Perché tanti giovani italiani scelgono di fare ricerca negli Usa?

In Italia ci sono contraddizioni notevoli. C'è un sacco di gente che fa ottima scienza, però c'è anche un sacco di giovani italia- ni che non trovano la possibilità di sviluppare le proprie idee o di contribuire al mondo scientifico in maniera sostanziale. Ecco perché molti prendono un aereo per il Nord America o il Nord Europa dove effettivamente ci sono più possibilità di sviluppare una carriera scientifica, i propri progetti e, quindi, di riuscire nella vita.

Cosa fa il governo italiano per la ricerca?

Gli interventi fino ad ora sono stati insufficienti. Però devo dire che c'è una volontà politica notevole, soprattutto attualmente a livello dei Ministeri dell'Istruzione, della Sanità e degli Esteri. Ci sono tentativi seri di sviluppare la scienza in Italia in maniera molto più sostanziale anche attraverso la creazione di questi ponti tra laboratori italiani e laboratori del Nord America e Nord Europa. Io credo che la soluzione in Italia sia proprio questa: utilizzare i cosiddetti "cervelli fuggiti" per aiutare il sistema Italia a promuovere le scienze in Italia, perché attraverso lo sviluppo scientifico si promuove lo sviluppo economico di una nazione. Credo fermamente che sia possibile.

Quanti sono i giovani cervelli fuggiti negli USA?

Si stima che 16mila siano attualmente negli Stati Uniti, impegnati in vari laboratori e in vari campi scientifici. Molti stanno avendo successo perché gli italiani che vengono qui capiscono che bisogna lavorare per affermarsi e andare avanti, e lo fanno bene. Conosco giovani italiani negli USA che sono strabilianti, delle menti incredibili che sicuramente saranno i Dulbecco del futuro. Daranno un contributo alle scienze così come ha fatto Dulbecco, che ha aiutato il sistema Italia.

C'è la possibilità per questi cervelli di rientrare?

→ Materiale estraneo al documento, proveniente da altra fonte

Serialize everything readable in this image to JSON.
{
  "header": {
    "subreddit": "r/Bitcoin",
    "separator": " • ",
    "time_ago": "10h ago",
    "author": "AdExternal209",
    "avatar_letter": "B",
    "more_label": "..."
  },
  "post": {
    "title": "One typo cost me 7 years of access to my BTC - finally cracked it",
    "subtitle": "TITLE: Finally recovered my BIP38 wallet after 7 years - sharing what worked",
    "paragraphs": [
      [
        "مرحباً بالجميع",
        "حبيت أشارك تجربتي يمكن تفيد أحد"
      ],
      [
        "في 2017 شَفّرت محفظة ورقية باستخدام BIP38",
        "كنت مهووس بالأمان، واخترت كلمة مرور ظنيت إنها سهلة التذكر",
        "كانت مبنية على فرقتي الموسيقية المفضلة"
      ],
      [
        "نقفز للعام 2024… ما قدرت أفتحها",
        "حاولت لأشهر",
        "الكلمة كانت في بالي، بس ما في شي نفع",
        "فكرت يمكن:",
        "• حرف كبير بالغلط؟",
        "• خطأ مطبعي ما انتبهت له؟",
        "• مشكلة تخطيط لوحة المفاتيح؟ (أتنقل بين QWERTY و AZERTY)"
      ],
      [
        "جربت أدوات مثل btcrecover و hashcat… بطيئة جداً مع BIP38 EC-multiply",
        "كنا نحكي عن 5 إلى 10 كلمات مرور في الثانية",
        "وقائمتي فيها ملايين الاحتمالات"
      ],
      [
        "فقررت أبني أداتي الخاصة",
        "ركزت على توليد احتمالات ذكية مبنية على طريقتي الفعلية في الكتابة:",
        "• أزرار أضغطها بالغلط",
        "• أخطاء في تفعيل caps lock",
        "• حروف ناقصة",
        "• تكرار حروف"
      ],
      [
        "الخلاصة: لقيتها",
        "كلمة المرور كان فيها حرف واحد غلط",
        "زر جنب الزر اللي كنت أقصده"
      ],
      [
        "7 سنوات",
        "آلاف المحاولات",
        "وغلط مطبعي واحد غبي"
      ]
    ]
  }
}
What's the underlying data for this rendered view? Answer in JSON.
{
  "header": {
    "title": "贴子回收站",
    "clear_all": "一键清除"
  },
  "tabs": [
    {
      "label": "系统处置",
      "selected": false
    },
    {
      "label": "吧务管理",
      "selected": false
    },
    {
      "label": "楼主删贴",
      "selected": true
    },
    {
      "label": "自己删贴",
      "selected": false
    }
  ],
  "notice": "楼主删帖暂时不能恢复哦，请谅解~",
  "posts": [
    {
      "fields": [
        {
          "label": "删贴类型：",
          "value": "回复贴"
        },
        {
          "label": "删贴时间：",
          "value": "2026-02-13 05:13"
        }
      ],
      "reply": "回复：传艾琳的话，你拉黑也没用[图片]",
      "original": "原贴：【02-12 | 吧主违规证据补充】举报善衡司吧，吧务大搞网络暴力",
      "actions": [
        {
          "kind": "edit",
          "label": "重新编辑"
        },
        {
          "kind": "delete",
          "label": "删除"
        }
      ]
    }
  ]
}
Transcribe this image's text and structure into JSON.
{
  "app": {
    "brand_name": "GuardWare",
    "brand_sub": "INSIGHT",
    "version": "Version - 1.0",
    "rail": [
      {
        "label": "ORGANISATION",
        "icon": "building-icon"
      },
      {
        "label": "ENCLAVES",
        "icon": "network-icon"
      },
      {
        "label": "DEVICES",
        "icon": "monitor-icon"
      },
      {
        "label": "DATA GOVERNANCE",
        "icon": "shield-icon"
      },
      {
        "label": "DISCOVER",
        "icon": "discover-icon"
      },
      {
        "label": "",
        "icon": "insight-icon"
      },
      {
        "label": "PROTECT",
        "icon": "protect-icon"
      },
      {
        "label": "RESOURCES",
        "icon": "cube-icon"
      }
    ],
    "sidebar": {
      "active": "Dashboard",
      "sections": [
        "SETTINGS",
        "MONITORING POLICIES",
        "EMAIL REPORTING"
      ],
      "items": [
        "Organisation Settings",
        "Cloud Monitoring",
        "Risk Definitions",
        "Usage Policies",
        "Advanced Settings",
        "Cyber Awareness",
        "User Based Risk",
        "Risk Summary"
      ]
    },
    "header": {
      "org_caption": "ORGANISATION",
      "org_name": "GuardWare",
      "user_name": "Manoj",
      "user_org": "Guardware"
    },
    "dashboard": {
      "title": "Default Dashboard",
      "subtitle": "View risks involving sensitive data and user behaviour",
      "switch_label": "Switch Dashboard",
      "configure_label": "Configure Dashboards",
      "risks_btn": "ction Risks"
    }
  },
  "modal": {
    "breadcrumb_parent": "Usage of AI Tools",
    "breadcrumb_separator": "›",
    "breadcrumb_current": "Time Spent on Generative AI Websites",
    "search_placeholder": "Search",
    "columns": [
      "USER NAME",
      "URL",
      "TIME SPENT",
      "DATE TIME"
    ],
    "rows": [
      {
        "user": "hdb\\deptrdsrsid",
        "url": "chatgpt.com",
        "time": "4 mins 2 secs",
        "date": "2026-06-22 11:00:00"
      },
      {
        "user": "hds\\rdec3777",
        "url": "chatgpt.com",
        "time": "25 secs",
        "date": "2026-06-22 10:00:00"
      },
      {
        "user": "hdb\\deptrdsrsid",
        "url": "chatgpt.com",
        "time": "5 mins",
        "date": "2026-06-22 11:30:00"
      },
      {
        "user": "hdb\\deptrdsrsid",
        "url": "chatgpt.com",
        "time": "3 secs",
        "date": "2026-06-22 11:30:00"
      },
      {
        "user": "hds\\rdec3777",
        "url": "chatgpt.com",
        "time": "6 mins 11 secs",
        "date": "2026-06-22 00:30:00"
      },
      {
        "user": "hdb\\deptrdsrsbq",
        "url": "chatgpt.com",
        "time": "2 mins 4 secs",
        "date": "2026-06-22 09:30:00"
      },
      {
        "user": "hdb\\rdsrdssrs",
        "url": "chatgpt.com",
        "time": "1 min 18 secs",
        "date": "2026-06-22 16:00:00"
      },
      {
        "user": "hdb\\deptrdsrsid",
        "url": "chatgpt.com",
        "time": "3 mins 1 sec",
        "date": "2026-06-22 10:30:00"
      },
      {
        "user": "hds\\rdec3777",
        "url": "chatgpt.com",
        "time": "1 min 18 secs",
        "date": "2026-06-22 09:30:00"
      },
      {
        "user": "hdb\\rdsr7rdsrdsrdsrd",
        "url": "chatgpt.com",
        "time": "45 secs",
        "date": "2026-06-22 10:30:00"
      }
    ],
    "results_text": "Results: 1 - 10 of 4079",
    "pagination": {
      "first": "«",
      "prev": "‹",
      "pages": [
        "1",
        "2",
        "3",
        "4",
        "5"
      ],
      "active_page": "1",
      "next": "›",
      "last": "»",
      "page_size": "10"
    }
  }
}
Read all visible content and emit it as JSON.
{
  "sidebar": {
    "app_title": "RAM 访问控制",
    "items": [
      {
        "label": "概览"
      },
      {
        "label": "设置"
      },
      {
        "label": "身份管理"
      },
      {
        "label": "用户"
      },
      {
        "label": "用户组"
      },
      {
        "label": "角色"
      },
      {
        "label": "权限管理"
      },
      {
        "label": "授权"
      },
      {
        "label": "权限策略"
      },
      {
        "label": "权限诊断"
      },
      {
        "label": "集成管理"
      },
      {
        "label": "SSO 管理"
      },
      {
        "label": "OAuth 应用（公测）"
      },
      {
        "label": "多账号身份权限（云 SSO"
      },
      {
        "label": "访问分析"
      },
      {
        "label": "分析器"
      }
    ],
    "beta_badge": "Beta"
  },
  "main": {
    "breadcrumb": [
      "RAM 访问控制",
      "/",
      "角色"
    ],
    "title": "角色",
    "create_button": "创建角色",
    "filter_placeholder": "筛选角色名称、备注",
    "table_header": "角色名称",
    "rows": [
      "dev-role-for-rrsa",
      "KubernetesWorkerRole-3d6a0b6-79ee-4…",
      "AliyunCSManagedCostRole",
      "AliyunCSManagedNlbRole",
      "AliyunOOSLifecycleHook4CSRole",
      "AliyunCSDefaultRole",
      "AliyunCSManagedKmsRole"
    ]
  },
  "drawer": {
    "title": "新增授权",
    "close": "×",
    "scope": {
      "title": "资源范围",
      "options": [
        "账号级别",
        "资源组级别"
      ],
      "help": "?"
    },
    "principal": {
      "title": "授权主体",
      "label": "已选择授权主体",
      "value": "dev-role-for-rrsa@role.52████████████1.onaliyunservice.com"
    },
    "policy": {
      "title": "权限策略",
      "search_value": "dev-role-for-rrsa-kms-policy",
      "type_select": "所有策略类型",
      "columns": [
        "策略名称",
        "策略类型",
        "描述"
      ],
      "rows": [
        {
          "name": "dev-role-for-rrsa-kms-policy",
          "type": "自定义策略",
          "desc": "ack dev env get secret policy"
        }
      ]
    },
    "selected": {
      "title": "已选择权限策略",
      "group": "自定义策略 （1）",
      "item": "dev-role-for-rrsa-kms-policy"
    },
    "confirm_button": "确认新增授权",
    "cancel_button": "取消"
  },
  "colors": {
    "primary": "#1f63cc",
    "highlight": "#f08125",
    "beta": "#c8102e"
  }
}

Certamente, però la nazione deve capire alcune cose: la prima è che si deve investire di più in ricerca. Si sente "tagliamo qua, tagliamo là", però se si taglia in ricerca il Paese va indietro e non avanti in tutto. Bisogna incentivare la ricerca e aumentare la spesa almeno di uno 0,1% all'anno per arrivare agli stessi livelli di finanziamento europei. Non parliamo poi dei finanziamenti negli Stati Uniti o in Giappone. Noi spendiamo lo 0,9% del Pil in ricerca, Stati Uniti e Giappone investono oltre il 3%, la media europea è 1,7%. Siamo indietro e bisogna investire di più. Punto e basta.

Se non si capisce che questo favorisce lo sviluppo di nuove conoscenze e lo sviluppo economico della nazione non si va da nessuna parte. Credo però che gli attuali governanti lo capiscano perfettamente. Adesso è un periodo difficile, ma sono fiducioso che le cose cambieranno.

Lei crede che il governo tecnico possa fare qualcosa di più e di meglio rispetto al passato?

Questo governo ha la consapevolezza dell'importanza della ricerca per lo sviluppo economico della nazione e quindi c'è la volontà di fare molto di più in futuro di quello che si è fatto finora. Ho rapporti diretti con alcuni ministri e posso garantire che ho visto una grande sensibilità e una grande voglia di far meglio in questo settore critico per lo sviluppo del Paese.

Lei come e quando è arrivato qui?

Sono arrivato qui con un aereo, come tutti, nel 1974 con l'idea di trascorrere un anno negli USA e imparare qualcosa di nuovo. Poi dopo un anno mi hanno chiesto di rimanere un secondo anno e ora sono qui da una vita. Ho fatto la mia carriera negli Stati Uniti e ne sono contentissimo ma, al tempo stesso, mantengo ottimi rapporti con il mondo accademico italiano. Sono il presidente di questa fondazione che sta cercando di aiutare il sistema Italia e quindi, a mio modo, cerco di ripagare il Paese per avermi dato un'educazione di un certo livello che mi ha consentito di affermarmi qui negli USA.